CECL Versus CCAR & DFAST – How do the regulatory goals diverge?
Regulators and auditors have cautioned banks to be careful about planning to deliver exactly what CECL calls for: Expected Loss that is “reasonable and supportable.” Bankers who have been otherwise consumed in recent years by the stress-based orientations of DFAST and CCAR must be on guard against reflexively applying stresses in their CECL exercises beyond what they can actually foresee over their specific loan tenors. Even when bankers revert to historical statistics for loan tenors beyond their own predictive confidence intervals, as CECL will require, those statistics, if undifferentiated, may underserve. Rather, bankers should take care to select statistics to use on new originations that are reflective of their latest underwriting standards, when those standards are higher than in the past.
Quantitative Probabilities of Default – Why will they serve CECL so well?
Quantitative term probabilities of default (Term PDs) that are properly grounded – that is, “reasonable and supportable” – offer the prospect of relief from, or at least authoritative challenge to, incumbent methodologies that may hit ALLL too hard on the C&I front. There are several systems on offer in the C&I space. The RapidRatings approach involves an in-depth examination of the obligor’s financial statements according to any one of 22 global industry sets, an approach which we find more predictive than geographically-based orientations and which permits identical application to public and private companies of whatever size and location.
Volatility – What kind of signal has it now become for corporate health?
The case for fundamentals versus market signals in quantitative analysis would seem to have strengthened appreciably this month, as volatility exploded overnight and as a 10% correction took hold in just a few days. Have default prospects across Corporate America really surged as acutely and as instantaneously as the Merton models now tell us? Is present-day volatility even the same signal that it was when the Merton models first appeared in the late 1980s, before volatility became a tradable asset class and well before the stampede of CTAs, variable annuitants, risk parity funds and others into the space?
CECL’s Mandate – How can estimated losses be kept “reasonable and supportable?”

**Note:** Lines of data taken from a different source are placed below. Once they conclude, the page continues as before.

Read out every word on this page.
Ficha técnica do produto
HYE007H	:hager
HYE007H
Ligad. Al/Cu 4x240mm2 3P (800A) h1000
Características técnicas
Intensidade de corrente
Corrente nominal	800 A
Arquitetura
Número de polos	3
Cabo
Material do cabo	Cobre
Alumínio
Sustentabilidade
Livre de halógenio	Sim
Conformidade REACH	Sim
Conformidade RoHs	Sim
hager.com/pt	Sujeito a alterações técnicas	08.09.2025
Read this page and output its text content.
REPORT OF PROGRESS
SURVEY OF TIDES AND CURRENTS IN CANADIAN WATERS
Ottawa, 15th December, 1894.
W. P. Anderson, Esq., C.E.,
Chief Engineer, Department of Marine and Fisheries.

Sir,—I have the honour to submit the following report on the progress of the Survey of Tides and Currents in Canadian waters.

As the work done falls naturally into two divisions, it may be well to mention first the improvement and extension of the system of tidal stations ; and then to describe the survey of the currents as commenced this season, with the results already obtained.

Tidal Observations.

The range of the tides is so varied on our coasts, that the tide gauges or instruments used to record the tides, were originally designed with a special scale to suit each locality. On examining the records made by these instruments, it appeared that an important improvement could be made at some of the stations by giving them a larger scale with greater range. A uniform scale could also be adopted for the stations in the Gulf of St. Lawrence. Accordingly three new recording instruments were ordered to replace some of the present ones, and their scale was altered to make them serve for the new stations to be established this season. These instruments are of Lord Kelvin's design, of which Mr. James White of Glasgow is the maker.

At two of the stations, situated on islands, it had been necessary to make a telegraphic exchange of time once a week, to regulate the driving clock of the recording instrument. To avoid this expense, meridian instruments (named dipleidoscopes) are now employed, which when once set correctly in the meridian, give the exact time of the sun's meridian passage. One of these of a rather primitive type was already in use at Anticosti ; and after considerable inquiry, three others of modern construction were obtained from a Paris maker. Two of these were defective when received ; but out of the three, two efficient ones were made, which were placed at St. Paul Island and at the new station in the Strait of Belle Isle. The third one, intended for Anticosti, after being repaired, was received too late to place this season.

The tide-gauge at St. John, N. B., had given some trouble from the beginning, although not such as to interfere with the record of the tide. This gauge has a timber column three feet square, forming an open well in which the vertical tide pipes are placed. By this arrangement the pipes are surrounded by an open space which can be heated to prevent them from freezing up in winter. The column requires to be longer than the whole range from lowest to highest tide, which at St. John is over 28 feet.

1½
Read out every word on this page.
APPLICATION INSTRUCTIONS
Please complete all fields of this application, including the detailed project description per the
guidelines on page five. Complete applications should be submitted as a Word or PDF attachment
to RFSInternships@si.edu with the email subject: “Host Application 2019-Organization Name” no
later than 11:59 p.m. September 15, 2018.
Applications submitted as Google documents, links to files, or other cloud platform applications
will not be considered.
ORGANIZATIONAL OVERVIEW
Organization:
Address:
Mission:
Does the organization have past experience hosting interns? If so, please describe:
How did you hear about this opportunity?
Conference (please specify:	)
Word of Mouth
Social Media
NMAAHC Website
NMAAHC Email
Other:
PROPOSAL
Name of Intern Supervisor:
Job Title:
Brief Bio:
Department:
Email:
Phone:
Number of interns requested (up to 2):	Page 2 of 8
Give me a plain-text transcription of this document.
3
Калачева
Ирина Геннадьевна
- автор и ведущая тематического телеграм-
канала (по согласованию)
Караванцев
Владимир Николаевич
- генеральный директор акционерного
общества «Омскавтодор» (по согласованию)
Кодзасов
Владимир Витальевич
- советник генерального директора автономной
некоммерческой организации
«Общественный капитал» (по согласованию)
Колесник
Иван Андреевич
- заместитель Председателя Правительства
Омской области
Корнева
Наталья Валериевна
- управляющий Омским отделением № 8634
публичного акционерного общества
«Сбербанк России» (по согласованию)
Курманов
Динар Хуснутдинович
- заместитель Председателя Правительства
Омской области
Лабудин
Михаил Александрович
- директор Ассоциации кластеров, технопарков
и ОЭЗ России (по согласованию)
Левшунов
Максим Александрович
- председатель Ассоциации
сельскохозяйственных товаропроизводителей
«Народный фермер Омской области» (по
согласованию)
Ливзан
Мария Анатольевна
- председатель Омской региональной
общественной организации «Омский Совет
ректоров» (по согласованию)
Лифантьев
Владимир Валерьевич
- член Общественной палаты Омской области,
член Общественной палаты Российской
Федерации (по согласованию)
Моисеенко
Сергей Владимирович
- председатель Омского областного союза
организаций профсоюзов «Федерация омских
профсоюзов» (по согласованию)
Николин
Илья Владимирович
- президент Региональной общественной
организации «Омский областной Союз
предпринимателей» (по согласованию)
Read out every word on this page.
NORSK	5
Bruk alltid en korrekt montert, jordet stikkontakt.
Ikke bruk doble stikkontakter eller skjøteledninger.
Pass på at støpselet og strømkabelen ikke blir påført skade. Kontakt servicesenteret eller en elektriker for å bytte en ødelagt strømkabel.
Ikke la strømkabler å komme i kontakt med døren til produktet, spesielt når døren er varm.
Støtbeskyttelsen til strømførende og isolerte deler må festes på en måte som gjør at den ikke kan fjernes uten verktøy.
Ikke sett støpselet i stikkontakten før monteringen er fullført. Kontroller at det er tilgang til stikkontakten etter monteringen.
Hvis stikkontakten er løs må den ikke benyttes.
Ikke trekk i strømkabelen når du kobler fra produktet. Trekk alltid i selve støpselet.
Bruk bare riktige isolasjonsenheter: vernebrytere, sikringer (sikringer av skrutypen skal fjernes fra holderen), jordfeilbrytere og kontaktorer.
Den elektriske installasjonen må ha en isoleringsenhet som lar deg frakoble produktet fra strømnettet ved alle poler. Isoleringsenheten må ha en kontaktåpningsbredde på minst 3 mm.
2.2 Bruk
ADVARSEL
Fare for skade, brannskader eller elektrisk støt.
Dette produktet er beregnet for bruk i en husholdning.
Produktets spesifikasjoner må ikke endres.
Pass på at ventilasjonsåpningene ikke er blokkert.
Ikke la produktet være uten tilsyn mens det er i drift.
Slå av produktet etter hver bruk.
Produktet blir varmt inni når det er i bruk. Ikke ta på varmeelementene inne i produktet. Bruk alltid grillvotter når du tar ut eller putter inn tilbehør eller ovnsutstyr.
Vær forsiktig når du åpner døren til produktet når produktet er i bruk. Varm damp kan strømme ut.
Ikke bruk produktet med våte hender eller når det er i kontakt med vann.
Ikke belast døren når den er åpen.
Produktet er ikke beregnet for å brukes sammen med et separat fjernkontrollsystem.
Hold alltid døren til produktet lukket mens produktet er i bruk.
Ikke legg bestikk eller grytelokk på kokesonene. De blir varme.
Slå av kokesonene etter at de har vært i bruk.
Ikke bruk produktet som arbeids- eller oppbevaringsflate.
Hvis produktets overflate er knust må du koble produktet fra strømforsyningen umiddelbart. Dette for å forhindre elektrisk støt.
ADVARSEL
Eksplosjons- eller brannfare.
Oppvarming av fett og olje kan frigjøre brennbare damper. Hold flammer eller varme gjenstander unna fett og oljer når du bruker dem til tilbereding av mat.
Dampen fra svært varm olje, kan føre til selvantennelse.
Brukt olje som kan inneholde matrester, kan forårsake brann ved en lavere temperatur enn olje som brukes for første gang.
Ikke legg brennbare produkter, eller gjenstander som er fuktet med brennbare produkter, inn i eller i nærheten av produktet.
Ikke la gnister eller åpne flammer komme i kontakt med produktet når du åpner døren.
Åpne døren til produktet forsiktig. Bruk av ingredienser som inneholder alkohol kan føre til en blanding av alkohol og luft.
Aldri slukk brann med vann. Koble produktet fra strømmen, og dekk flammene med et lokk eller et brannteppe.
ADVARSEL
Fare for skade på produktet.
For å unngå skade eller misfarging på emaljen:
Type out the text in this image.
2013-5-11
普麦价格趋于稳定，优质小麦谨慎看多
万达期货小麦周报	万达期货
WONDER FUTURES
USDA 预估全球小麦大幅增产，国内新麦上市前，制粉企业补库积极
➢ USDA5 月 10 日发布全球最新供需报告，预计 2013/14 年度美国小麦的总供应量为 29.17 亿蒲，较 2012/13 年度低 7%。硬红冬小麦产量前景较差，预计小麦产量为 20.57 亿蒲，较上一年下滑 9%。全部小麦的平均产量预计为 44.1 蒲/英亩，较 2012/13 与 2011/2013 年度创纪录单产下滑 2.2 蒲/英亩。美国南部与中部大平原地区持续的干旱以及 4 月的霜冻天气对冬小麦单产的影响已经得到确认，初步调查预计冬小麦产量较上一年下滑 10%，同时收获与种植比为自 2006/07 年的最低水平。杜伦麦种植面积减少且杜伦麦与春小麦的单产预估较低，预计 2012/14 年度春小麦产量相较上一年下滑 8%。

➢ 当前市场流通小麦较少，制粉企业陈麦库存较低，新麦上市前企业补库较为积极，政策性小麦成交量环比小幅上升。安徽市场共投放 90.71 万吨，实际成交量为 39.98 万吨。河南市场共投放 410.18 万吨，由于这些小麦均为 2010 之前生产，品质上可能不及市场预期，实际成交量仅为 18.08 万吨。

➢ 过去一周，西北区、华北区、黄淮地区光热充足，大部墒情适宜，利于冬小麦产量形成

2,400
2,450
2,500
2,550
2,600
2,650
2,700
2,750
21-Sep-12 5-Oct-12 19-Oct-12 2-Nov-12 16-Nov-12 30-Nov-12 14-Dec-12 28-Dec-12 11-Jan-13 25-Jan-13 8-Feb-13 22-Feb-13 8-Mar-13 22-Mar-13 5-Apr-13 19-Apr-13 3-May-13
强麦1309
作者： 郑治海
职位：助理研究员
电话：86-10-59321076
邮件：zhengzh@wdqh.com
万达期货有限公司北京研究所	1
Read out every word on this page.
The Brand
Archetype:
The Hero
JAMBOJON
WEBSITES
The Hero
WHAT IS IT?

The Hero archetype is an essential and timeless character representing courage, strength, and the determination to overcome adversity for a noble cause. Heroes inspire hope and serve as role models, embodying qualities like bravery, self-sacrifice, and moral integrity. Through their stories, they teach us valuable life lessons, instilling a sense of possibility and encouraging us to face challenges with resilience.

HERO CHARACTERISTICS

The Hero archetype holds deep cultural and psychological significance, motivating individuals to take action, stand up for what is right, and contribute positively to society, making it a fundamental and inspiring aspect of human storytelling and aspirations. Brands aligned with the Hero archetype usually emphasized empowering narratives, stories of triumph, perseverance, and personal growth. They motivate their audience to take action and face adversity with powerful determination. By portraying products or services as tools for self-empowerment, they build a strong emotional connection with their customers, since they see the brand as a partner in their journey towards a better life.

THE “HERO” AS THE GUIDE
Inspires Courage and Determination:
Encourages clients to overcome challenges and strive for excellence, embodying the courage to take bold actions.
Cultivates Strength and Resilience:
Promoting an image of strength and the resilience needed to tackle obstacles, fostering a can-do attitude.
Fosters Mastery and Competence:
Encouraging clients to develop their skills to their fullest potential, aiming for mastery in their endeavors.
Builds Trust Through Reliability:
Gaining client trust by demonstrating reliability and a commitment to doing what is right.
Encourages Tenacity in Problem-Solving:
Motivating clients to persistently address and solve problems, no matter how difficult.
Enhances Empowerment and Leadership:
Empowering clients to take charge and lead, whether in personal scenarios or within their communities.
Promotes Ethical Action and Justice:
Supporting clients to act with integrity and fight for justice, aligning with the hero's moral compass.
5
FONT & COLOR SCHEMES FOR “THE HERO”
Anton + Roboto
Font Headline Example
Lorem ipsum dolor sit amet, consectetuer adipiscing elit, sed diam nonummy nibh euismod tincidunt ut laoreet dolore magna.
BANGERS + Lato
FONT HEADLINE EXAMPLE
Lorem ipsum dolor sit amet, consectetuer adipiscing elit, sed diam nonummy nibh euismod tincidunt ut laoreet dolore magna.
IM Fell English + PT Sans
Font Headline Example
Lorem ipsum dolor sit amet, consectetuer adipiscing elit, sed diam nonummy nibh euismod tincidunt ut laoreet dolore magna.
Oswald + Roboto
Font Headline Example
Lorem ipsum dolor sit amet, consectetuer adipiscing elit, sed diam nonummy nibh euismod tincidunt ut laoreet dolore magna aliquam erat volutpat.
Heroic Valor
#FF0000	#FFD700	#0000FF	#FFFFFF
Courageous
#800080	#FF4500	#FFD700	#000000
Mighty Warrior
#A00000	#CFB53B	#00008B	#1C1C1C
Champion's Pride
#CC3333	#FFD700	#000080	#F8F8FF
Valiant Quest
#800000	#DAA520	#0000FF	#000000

RapidRatings believes that quantitative analytics are essential to surmounting CECL. They alone fully enable automation. They alone present a solution to the scale and frequency of the CECL representations that publicly held BHCs will soon have to make to the world. Where fundamentals govern the quantitative exercise, as they do at RR, runaway volatility in the marketplace is kept from becoming runaway volatility in the ALLL.